Replace/Simplify row values to eliminate duplicates

TigerCole · May 26, 2020, 5:00pm

Hi…

I have a table that has duplicate rows that I need to sort out. I cannot use the duplicate filter because there is another field that is linked to it so this is part of a much bigger KNIME flow. Below is an image of what I need to fix…

What I need to do is make sure that both rows have the same [ContactID] and [AddressID]. It does not matter which, but I have to make sure that both have the same ID fields. I will have to apply the same method in other parts of the flow as well to clean up other fields

Is there a simple and reliable way to do this?

Thanks.

tC/.

mlauber71 · May 26, 2020, 5:05pm

This thread and the discussion might be relevant for you:

HansS · May 26, 2020, 5:11pm

Hi @TigerCole

With the RowID node you can Create new column with the RowID values, and use this new column in the Duplicate Row Filter

gr. Hans

TigerCole · May 27, 2020, 9:45am

Hi @HansS and @mlauber71

Thanks for your responses. I have tried using RowId node suggestion but I should have included 2 extra factors that I have to take into account.

I have to use one of the [ContactID] & [AddressID] pairs because they are foreign keys in other tables. I can use either, but I have to use 1 of them, I cannot create a new one.
I cannot use the duplicate filter because there is a list field in another column that I need ungroup so I cannot lose any rows.

In this example, the ungroup will result in the same 2 rows but in others, the 2 rows maybe ungroup into 10, but the [ContactID] & [AddressID] must all be the same because ungrouped rows are going to be regrouped again using the ‘repaired/fixed’ [ContactID] & [AddressID] pair.

Can you suggest another elegant/simple solution? This set is 2 million rows so elegant/simple is good.

Thanks

tC/.

mlauber71 · May 27, 2020, 9:56am

I see these points:

in deduplication you can aggregate towards a key. That means you will loose any other key that is not been aggregated to - if you want to preserve the information you will have to do something like
** aggregation functions like min, max, avg
** llists (list all the values in one cell) the group by function has such things
** separate variables that contain the information like
*** preserved_id_1, preserved_id_2
then you can choose to keep one line based on several criteria (that would contain the original structure and row integrity - like discussed in the links below). You would loose the information from the other lines
** if you want to preserve them you will have to aggregate them separately and then re-join via a preserved ID (preferably your key value)

The reason why I (somtimes) like the solution with the row_number forcing the reduction to a single unique line is that especially in very large datasets with a cascaded group by (over several fields) some duplicates might be lurking even if the providing database sweared that would not be possible (very common in Big Data environments). So if you want to be sure just eliminate a lone duplicate.

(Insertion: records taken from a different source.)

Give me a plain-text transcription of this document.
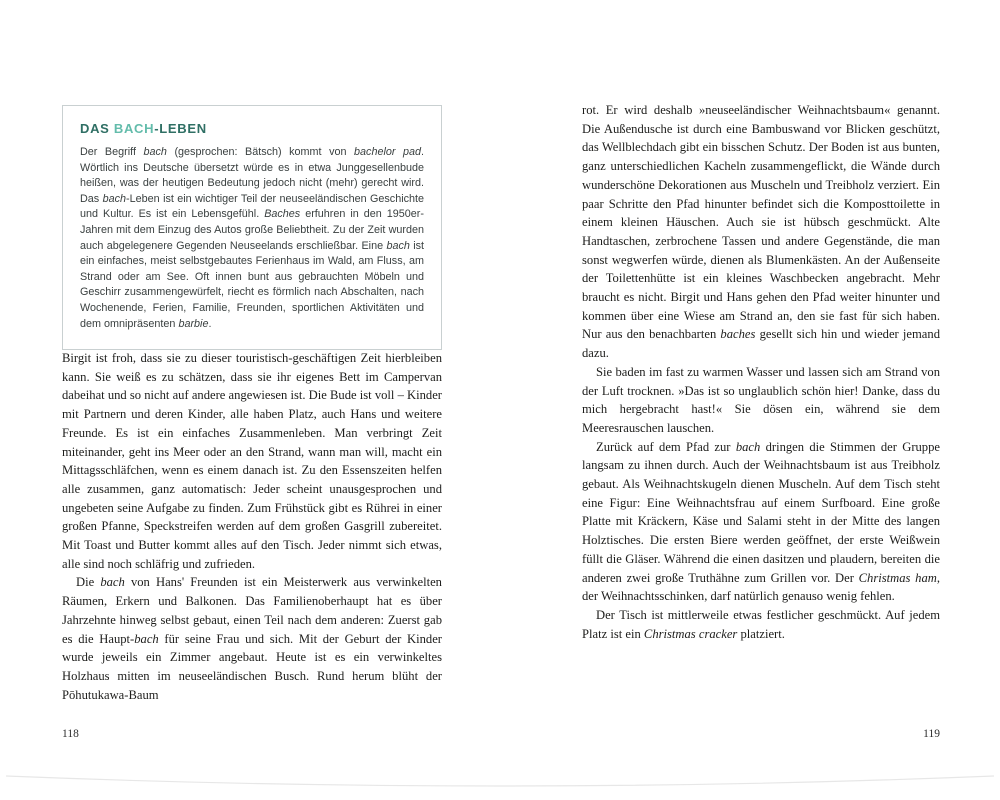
DAS BACH-LEBEN

Der Begriff bach (gesprochen: Bätsch) kommt von bachelor pad. Wörtlich ins Deutsche übersetzt würde es in etwa Junggesellenbude heißen, was der heutigen Bedeutung jedoch nicht (mehr) gerecht wird. Das bach-Leben ist ein wichtiger Teil der neuseeländischen Geschichte und Kultur. Es ist ein Lebensgefühl. Baches erfuhren in den 1950er-Jahren mit dem Einzug des Autos große Beliebtheit. Zu der Zeit wurden auch abgelegenere Gegenden Neuseelands erschließbar. Eine bach ist ein einfaches, meist selbstgebautes Ferienhaus im Wald, am Fluss, am Strand oder am See. Oft innen bunt aus gebrauchten Möbeln und Geschirr zusammengewürfelt, riecht es förmlich nach Abschalten, nach Wochenende, Ferien, Familie, Freunden, sportlichen Aktivitäten und dem omnipräsenten barbie.

Birgit ist froh, dass sie zu dieser touristisch-geschäftigen Zeit hierbleiben kann. Sie weiß es zu schätzen, dass sie ihr eigenes Bett im Campervan dabeihat und so nicht auf andere angewiesen ist. Die Bude ist voll – Kinder mit Partnern und deren Kinder, alle haben Platz, auch Hans und weitere Freunde. Es ist ein einfaches Zusammenleben. Man verbringt Zeit miteinander, geht ins Meer oder an den Strand, wann man will, macht ein Mittagsschläfchen, wenn es einem danach ist. Zu den Essenszeiten helfen alle zusammen, ganz automatisch: Jeder scheint unausgesprochen und ungebeten seine Aufgabe zu finden. Zum Frühstück gibt es Rührei in einer großen Pfanne, Speckstreifen werden auf dem großen Gasgrill zubereitet. Mit Toast und Butter kommt alles auf den Tisch. Jeder nimmt sich etwas, alle sind noch schläfrig und zufrieden.

Die bach von Hans' Freunden ist ein Meisterwerk aus verwinkelten Räumen, Erkern und Balkonen. Das Familienoberhaupt hat es über Jahrzehnte hinweg selbst gebaut, einen Teil nach dem anderen: Zuerst gab es die Haupt-bach für seine Frau und sich. Mit der Geburt der Kinder wurde jeweils ein Zimmer angebaut. Heute ist es ein verwinkeltes Holzhaus mitten im neuseeländischen Busch. Rund herum blüht der Pōhutukawa-Baum

118

rot. Er wird deshalb »neuseeländischer Weihnachtsbaum« genannt. Die Außendusche ist durch eine Bambuswand vor Blicken geschützt, das Wellblechdach gibt ein bisschen Schutz. Der Boden ist aus bunten, ganz unterschiedlichen Kacheln zusammengeflickt, die Wände durch wunderschöne Dekorationen aus Muscheln und Treibholz verziert. Ein paar Schritte den Pfad hinunter befindet sich die Komposttoilette in einem kleinen Häuschen. Auch sie ist hübsch geschmückt. Alte Handtaschen, zerbrochene Tassen und andere Gegenstände, die man sonst wegwerfen würde, dienen als Blumenkästen. An der Außenseite der Toilettenhütte ist ein kleines Waschbecken angebracht. Mehr braucht es nicht. Birgit und Hans gehen den Pfad weiter hinunter und kommen über eine Wiese am Strand an, den sie fast für sich haben. Nur aus den benachbarten baches gesellt sich hin und wieder jemand dazu.

Sie baden im fast zu warmen Wasser und lassen sich am Strand von der Luft trocknen. »Das ist so unglaublich schön hier! Danke, dass du mich hergebracht hast!« Sie dösen ein, während sie dem Meeresrauschen lauschen.

Zurück auf dem Pfad zur bach dringen die Stimmen der Gruppe langsam zu ihnen durch. Auch der Weihnachtsbaum ist aus Treibholz gebaut. Als Weihnachtskugeln dienen Muscheln. Auf dem Tisch steht eine Figur: Eine Weihnachtsfrau auf einem Surfboard. Eine große Platte mit Kräckern, Käse und Salami steht in der Mitte des langen Holztisches. Die ersten Biere werden geöffnet, der erste Weißwein füllt die Gläser. Während die einen dasitzen und plaudern, bereiten die anderen zwei große Truthähne zum Grillen vor. Der Christmas ham, der Weihnachtsschinken, darf natürlich genauso wenig fehlen.

Der Tisch ist mittlerweile etwas festlicher geschmückt. Auf jedem Platz ist ein Christmas cracker platziert.

119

But that very much depends on your business case. If you cannot loose any information at all you will have to resort to one of the methods mentioned above.

TigerCole · May 27, 2020, 10:22am

Hi @mlauber71 …

I am a fan of your 1st solution in your reply. I have implemented it in a flow that runs every night to process between 5 and 6 million transaction rows to update a customer segmentation report. I have been tempted to replace it with a Duplication Filter node but feel much more comfortable with the process as it is. It does take a few seconds longer but I like the additional insight of your workflow. I agree with your comment on the need for a COUNT(*) function.

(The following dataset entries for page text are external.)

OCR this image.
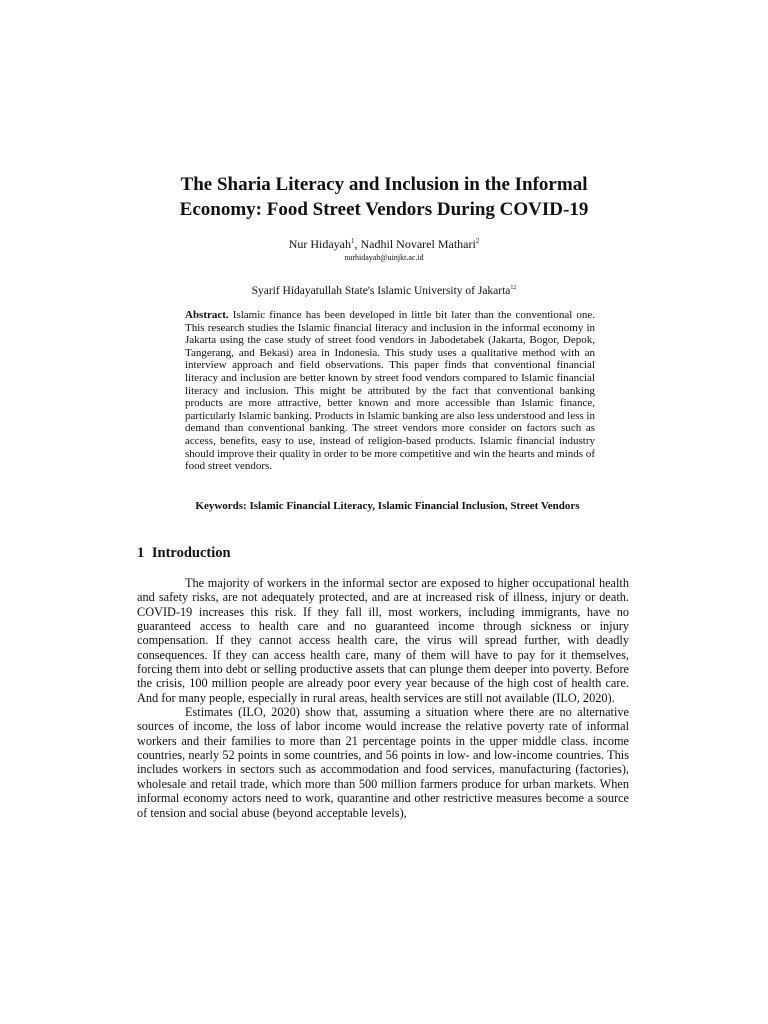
The Sharia Literacy and Inclusion in the Informal
Economy: Food Street Vendors During COVID-19
Nur Hidayah$^1$, Nadhil Novarel Mathari$^2$
nurhidayah@uinjkt.ac.id
Syarif Hidayatullah State's Islamic University of Jakarta$^{12}$
Abstract. Islamic finance has been developed in little bit later than the conventional one. This research studies the Islamic financial literacy and inclusion in the informal economy in Jakarta using the case study of street food vendors in Jabodetabek (Jakarta, Bogor, Depok, Tangerang, and Bekasi) area in Indonesia. This study uses a qualitative method with an interview approach and field observations. This paper finds that conventional financial literacy and inclusion are better known by street food vendors compared to Islamic financial literacy and inclusion. This might be attributed by the fact that conventional banking products are more attractive, better known and more accessible than Islamic finance, particularly Islamic banking. Products in Islamic banking are also less understood and less in demand than conventional banking. The street vendors more consider on factors such as access, benefits, easy to use, instead of religion-based products. Islamic financial industry should improve their quality in order to be more competitive and win the hearts and minds of food street vendors.
Keywords: Islamic Financial Literacy, Islamic Financial Inclusion, Street Vendors
1 Introduction

The majority of workers in the informal sector are exposed to higher occupational health and safety risks, are not adequately protected, and are at increased risk of illness, injury or death. COVID-19 increases this risk. If they fall ill, most workers, including immigrants, have no guaranteed access to health care and no guaranteed income through sickness or injury compensation. If they cannot access health care, the virus will spread further, with deadly consequences. If they can access health care, many of them will have to pay for it themselves, forcing them into debt or selling productive assets that can plunge them deeper into poverty. Before the crisis, 100 million people are already poor every year because of the high cost of health care. And for many people, especially in rural areas, health services are still not available (ILO, 2020).

Estimates (ILO, 2020) show that, assuming a situation where there are no alternative sources of income, the loss of labor income would increase the relative poverty rate of informal workers and their families to more than 21 percentage points in the upper middle class. income countries, nearly 52 points in some countries, and 56 points in low- and low-income countries. This includes workers in sectors such as accommodation and food services, manufacturing (factories), wholesale and retail trade, which more than 500 million farmers produce for urban markets. When informal economy actors need to work, quarantine and other restrictive measures become a source of tension and social abuse (beyond acceptable levels),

As you suggested as well … I will probably have to implement an aggregation (min/max) method and then “rebuild” the key values.

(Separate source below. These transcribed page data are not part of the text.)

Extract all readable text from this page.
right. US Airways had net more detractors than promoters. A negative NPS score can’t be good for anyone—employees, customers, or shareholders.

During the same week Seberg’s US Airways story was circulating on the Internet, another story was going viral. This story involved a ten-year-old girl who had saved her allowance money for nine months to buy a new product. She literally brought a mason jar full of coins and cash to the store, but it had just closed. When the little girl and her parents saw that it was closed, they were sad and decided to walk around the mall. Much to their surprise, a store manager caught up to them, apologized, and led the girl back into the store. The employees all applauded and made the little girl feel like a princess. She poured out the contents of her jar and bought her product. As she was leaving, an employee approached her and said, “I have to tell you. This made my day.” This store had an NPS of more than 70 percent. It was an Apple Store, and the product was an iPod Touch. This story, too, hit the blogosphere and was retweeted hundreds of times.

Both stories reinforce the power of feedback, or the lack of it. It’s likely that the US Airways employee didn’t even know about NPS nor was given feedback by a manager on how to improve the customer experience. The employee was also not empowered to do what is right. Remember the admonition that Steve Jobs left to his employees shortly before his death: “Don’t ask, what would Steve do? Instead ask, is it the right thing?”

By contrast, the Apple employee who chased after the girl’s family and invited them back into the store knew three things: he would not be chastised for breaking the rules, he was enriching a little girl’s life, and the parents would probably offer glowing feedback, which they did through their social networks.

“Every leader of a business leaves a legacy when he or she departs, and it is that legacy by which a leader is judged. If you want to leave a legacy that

Thanks for your valuable responses.

tC/.

mlauber71 · May 27, 2020, 5:08pm

I have put together a sample workflow and article how to deal with duplicates in KNIME. Maybe you can derive some insights from there

webstar · May 27, 2020, 7:49pm

Really Nice - Interestingly a null last contact for ID B_002 is carried thru in the example with the DB reader due to the sorting. Obviously there are lots of ways to get that date back. As an example i added a group by ID with max last contact attached to [result of row_id Magic] and prior to the Rule based Row filter and then a joiner node and then would some rule node to re-append. Whats the easy way to get something like that back?

mlauber71 · May 28, 2020, 7:02am

Yes this is due to using the whole line according to the entry_date. One could just use the Duplicate Row Filter and sort by last_contact descending and rejoin like with the largest purchase ever.

Or you could just do that within SQL (Hive) and select a FIRST or LAST VALUE like this:

so every line would get this value and you would have it if you filter to your chosen row:

system · November 26, 2020, 7:14pm

This topic was automatically closed 182 days after the last reply. New replies are no longer allowed.